Pas la peine de me dire que notre histoire est finie, baby..you've forgotten the words 'I love you'...
Une intro théâtrale et cracking fingersnapping pour 'Fine & Mellow' un second blues femme désespérée.
Elle a beau supplier ...I'll be a good wife to you... rien à cirer! Dee Dee ne l'entend pas de cette oreille, tu te fous de ma gueule(elle vise le sax de Mr Carter) et une scène de ménage orageuse éclate face au public médusé.
De la dynamite ce duo. Toujours sexy Miss Dee Dee.
Sublime!
Bon, vais régler le compte du brave Ira, maintenant...You don't have to have a hanker To be a broker or a banker... le suggestif 'My mother's son-in -law'. Elle se met à draguer,indécemment, le bel Ira qui stoïquement continue son solo.
Un pas-de-deux chargé d'érotisme, finissant par une remarque humoristique du bassiste: I already have a mother-in-law!
Un détour par Londres 'A Foggy Day' , nouvelle romance transformée en Fletcher Henderson groove. La chatte en chaleur, intenable, ayant jeté son dévolu sur le drummer ce coup-ci, tu comprends que le British Museum had lost its charm...

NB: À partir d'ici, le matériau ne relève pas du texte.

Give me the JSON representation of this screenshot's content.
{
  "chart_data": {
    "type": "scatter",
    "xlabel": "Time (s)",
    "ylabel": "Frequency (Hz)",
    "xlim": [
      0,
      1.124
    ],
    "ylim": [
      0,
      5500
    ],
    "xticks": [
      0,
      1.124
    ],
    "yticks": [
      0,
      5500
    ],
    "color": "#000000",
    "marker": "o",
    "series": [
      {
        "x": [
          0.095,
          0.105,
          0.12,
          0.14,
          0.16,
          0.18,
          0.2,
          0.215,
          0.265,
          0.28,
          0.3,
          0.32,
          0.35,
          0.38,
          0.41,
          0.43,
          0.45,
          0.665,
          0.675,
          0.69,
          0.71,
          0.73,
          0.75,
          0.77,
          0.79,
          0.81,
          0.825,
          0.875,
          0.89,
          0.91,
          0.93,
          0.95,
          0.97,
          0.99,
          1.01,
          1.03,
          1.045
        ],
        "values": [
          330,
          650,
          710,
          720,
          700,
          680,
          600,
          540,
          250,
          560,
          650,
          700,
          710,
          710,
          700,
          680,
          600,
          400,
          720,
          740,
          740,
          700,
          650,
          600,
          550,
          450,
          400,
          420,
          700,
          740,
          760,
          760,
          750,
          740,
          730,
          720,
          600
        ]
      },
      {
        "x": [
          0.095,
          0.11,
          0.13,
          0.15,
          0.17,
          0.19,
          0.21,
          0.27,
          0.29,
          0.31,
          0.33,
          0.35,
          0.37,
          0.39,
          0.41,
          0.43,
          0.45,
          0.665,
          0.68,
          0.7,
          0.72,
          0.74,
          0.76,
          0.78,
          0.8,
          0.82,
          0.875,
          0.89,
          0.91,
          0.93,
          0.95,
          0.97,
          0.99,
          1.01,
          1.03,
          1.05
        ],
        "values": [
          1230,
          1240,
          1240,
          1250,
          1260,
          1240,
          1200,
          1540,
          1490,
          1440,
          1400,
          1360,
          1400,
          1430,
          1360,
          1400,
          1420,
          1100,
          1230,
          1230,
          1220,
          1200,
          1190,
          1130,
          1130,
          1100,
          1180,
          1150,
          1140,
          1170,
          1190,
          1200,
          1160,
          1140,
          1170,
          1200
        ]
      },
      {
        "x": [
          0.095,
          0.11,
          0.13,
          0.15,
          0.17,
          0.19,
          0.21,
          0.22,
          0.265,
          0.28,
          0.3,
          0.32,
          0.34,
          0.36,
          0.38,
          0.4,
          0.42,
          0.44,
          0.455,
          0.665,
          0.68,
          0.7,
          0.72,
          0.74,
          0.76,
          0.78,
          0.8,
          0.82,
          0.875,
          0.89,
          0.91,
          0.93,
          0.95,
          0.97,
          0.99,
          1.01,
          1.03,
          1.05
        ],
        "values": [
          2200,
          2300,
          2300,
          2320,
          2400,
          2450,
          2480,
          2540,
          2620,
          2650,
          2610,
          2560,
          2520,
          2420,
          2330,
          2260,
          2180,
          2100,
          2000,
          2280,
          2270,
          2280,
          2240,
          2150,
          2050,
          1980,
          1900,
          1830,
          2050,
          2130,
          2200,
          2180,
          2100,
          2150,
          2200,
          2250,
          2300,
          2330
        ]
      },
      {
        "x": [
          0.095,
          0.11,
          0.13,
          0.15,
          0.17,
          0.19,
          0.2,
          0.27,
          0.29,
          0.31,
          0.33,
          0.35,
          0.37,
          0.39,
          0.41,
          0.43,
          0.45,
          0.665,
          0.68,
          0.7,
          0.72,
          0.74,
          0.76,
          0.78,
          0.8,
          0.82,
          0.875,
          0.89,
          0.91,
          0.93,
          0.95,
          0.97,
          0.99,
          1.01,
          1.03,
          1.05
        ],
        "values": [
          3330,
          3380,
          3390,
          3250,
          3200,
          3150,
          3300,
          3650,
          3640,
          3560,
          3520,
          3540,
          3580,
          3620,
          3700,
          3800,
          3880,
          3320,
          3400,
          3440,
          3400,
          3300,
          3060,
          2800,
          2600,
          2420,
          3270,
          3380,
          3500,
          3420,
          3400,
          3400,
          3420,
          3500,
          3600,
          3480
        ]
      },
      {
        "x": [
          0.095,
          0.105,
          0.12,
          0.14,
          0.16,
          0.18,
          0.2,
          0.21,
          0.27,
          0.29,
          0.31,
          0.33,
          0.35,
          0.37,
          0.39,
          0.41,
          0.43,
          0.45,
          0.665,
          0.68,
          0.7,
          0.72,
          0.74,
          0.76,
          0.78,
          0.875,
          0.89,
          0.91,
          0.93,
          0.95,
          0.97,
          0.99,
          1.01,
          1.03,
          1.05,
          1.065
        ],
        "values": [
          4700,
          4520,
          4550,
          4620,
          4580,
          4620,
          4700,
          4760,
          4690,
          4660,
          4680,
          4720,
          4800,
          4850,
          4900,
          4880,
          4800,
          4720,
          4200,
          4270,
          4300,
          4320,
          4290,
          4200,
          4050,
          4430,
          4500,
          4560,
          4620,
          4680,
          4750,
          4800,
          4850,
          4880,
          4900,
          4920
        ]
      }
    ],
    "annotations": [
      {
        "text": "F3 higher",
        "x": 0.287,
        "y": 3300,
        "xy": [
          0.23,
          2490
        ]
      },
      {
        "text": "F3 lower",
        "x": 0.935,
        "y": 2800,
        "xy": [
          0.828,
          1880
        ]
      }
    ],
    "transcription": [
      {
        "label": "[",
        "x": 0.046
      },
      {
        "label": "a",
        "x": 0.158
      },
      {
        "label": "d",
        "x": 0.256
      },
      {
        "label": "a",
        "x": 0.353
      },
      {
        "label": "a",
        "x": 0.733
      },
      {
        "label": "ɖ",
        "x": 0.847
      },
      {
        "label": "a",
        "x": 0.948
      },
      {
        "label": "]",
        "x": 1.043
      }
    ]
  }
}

De l'énergie, de la virtuosité, un scat Ella Fitzgerald, de l'humour décapant( when you get older you've got wonderful dreams about sex, only dreams!)... Bruxelles est à genoux.
Les chagrins diront c'est Las Vegas, tu les ignores, ces pisse-vinaigres!
Ils voulaient du vrai Billie Holiday, ils seront servis: 'God bless the child' au soprano souverain.De nouveaux frissons te parcourent, mais avec l'insoutenable cri racial 'Strange Fruit' tout en retenue, Miss Bridgewater et son band nous laissent pour mort.
(photo Sindy Mayot)

La classe!
Pas le temps de sécher nos larmes 'Miss Brown to You' un nouvel uptempo devant permettre à Greg Hutchinson d'étaler tout son talent.

1h35' de bonheur!
Public debout et un bis imparable: 'All of Me'!
(photo Sindy Mayot)
Ton voisin t'embrasse presque, heureux d'avoir assister à un grand moment d'acting et de jazz singing.